Perhaps this is what frustrated me most out of the book. Instead of providing a single formula for getting riches, he just dumps a bunch of information in your lap and says, “figure it out.”
Maybe the book would’ve been better as a pamphlet or a reference guide. Like, skip to chapter 5 to learn how to get any job you want. Skip to chapter 8 for a great summary of how America became a free nation. Oh, and skip to chapter 11 to learn how to have less sex and get more shit done.
I shit you not, the last part of the book was wild. He starts off all like, go after what you want, look at what these people did, and ends with, I talk to dead people and sex stifles creativity. You should probably read these chapters for yourself to get the full effect.

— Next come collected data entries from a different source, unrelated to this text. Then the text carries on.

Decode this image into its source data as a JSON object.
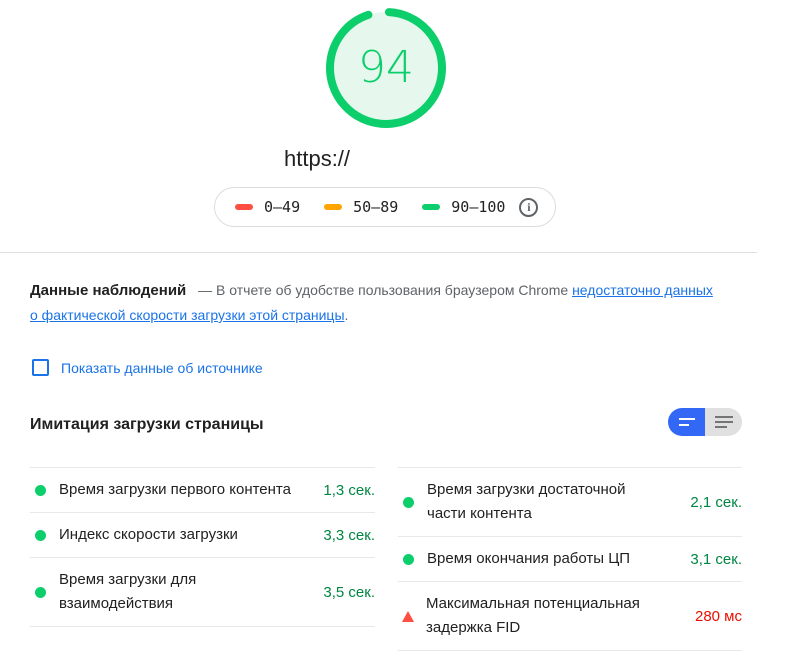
{
  "score": {
    "value": "94",
    "fraction": 0.94,
    "color": "#0cce6b"
  },
  "url": "https://",
  "legend": [
    {
      "label": "0–49",
      "color": "#ff4e42"
    },
    {
      "label": "50–89",
      "color": "#ffa400"
    },
    {
      "label": "90–100",
      "color": "#0cce6b"
    }
  ],
  "field_data": {
    "title": "Данные наблюдений",
    "text": "— В отчете об удобстве пользования браузером Chrome",
    "link": "недостаточно данных о фактической скорости загрузки этой страницы",
    "end": "."
  },
  "show_source_label": "Показать данные об источнике",
  "lab_title": "Имитация загрузки страницы",
  "metrics_left": [
    {
      "label": "Время загрузки первого контента",
      "value": "1,3 сек.",
      "status": "good"
    },
    {
      "label": "Индекс скорости загрузки",
      "value": "3,3 сек.",
      "status": "good"
    },
    {
      "label": "Время загрузки для взаимодействия",
      "value": "3,5 сек.",
      "status": "good"
    }
  ],
  "metrics_right": [
    {
      "label": "Время загрузки достаточной части контента",
      "value": "2,1 сек.",
      "status": "good"
    },
    {
      "label": "Время окончания работы ЦП",
      "value": "3,1 сек.",
      "status": "good"
    },
    {
      "label": "Максимальная потенциальная задержка FID",
      "value": "280 мс",
      "status": "bad"
    }
  ]
}
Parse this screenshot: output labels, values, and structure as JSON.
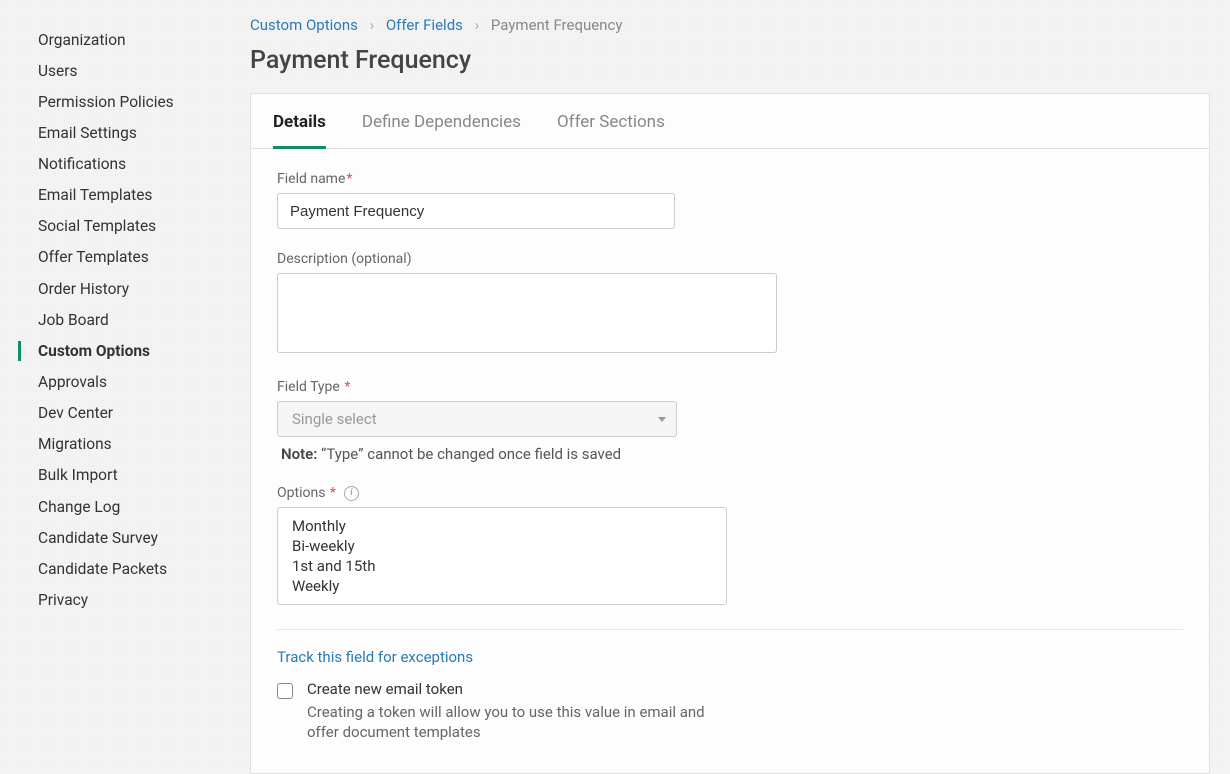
{
  "sidebar": {
    "items": [
      {
        "label": "Organization",
        "active": false
      },
      {
        "label": "Users",
        "active": false
      },
      {
        "label": "Permission Policies",
        "active": false
      },
      {
        "label": "Email Settings",
        "active": false
      },
      {
        "label": "Notifications",
        "active": false
      },
      {
        "label": "Email Templates",
        "active": false
      },
      {
        "label": "Social Templates",
        "active": false
      },
      {
        "label": "Offer Templates",
        "active": false
      },
      {
        "label": "Order History",
        "active": false
      },
      {
        "label": "Job Board",
        "active": false
      },
      {
        "label": "Custom Options",
        "active": true
      },
      {
        "label": "Approvals",
        "active": false
      },
      {
        "label": "Dev Center",
        "active": false
      },
      {
        "label": "Migrations",
        "active": false
      },
      {
        "label": "Bulk Import",
        "active": false
      },
      {
        "label": "Change Log",
        "active": false
      },
      {
        "label": "Candidate Survey",
        "active": false
      },
      {
        "label": "Candidate Packets",
        "active": false
      },
      {
        "label": "Privacy",
        "active": false
      }
    ]
  },
  "breadcrumbs": {
    "a": "Custom Options",
    "b": "Offer Fields",
    "current": "Payment Frequency"
  },
  "page_title": "Payment Frequency",
  "tabs": [
    {
      "label": "Details",
      "active": true
    },
    {
      "label": "Define Dependencies",
      "active": false
    },
    {
      "label": "Offer Sections",
      "active": false
    }
  ],
  "form": {
    "field_name_label": "Field name",
    "field_name_value": "Payment Frequency",
    "description_label": "Description (optional)",
    "description_value": "",
    "field_type_label": "Field Type",
    "field_type_value": "Single select",
    "note_prefix": "Note:",
    "note_text": "“Type” cannot be changed once field is saved",
    "options_label": "Options",
    "options": [
      "Monthly",
      "Bi-weekly",
      "1st and 15th",
      "Weekly"
    ],
    "track_link": "Track this field for exceptions",
    "token_checkbox_label": "Create new email token",
    "token_checkbox_desc": "Creating a token will allow you to use this value in email and offer document templates"
  }
}
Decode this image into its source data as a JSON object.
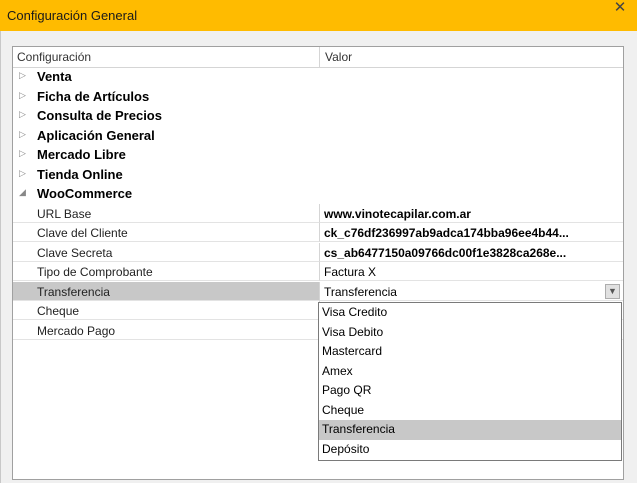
{
  "window": {
    "title": "Configuración General",
    "close_glyph": "✕"
  },
  "grid": {
    "col_config": "Configuración",
    "col_value": "Valor",
    "categories": [
      {
        "label": "Venta",
        "expanded": false
      },
      {
        "label": "Ficha de Artículos",
        "expanded": false
      },
      {
        "label": "Consulta de Precios",
        "expanded": false
      },
      {
        "label": "Aplicación General",
        "expanded": false
      },
      {
        "label": "Mercado Libre",
        "expanded": false
      },
      {
        "label": "Tienda Online",
        "expanded": false
      },
      {
        "label": "WooCommerce",
        "expanded": true
      }
    ],
    "collapsed_glyph": "▷",
    "expanded_glyph": "◢",
    "properties": [
      {
        "name": "URL Base",
        "value": "www.vinotecapilar.com.ar",
        "bold": true
      },
      {
        "name": "Clave del Cliente",
        "value": "ck_c76df236997ab9adca174bba96ee4b44...",
        "bold": true
      },
      {
        "name": "Clave Secreta",
        "value": "cs_ab6477150a09766dc00f1e3828ca268e...",
        "bold": true
      },
      {
        "name": "Tipo de Comprobante",
        "value": "Factura X",
        "bold": false
      },
      {
        "name": "Transferencia",
        "value": "Transferencia",
        "bold": false,
        "selected": true
      },
      {
        "name": "Cheque",
        "value": "",
        "bold": false
      },
      {
        "name": "Mercado Pago",
        "value": "",
        "bold": false
      }
    ]
  },
  "dropdown": {
    "options": [
      "Visa Credito",
      "Visa Debito",
      "Mastercard",
      "Amex",
      "Pago QR",
      "Cheque",
      "Transferencia",
      "Depósito"
    ],
    "selected": "Transferencia"
  },
  "colors": {
    "titlebar": "#ffbb00",
    "selection": "#c8c8c8"
  }
}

For me, though, the last chapter was the best chapter. I’m not entirely convinced it told me anything about how to grow rich, but it was very relatable and inspiring. He talks about six fears: the fear of poverty, the fear of criticism, the fear of ill health, the fear of losing love, the fear of old age, and the fear of death. It’s funny how some things are still the same a century later. He gets two thumbs up for talking about some real shit and providing some real advice on how to deal with it. He gets another imaginary thumb up for ending the book reflecting on the importance of conquering self. Self-reflection is my jam.
I ended the book with one major impression: the Depression sucked balls, but a few lucky motherfuckers with memorable names made millions because they wanted it bad enough, knew enough, and did enough. I’ll have to read up more on the big men of the 20th century to feel like I can relate, though.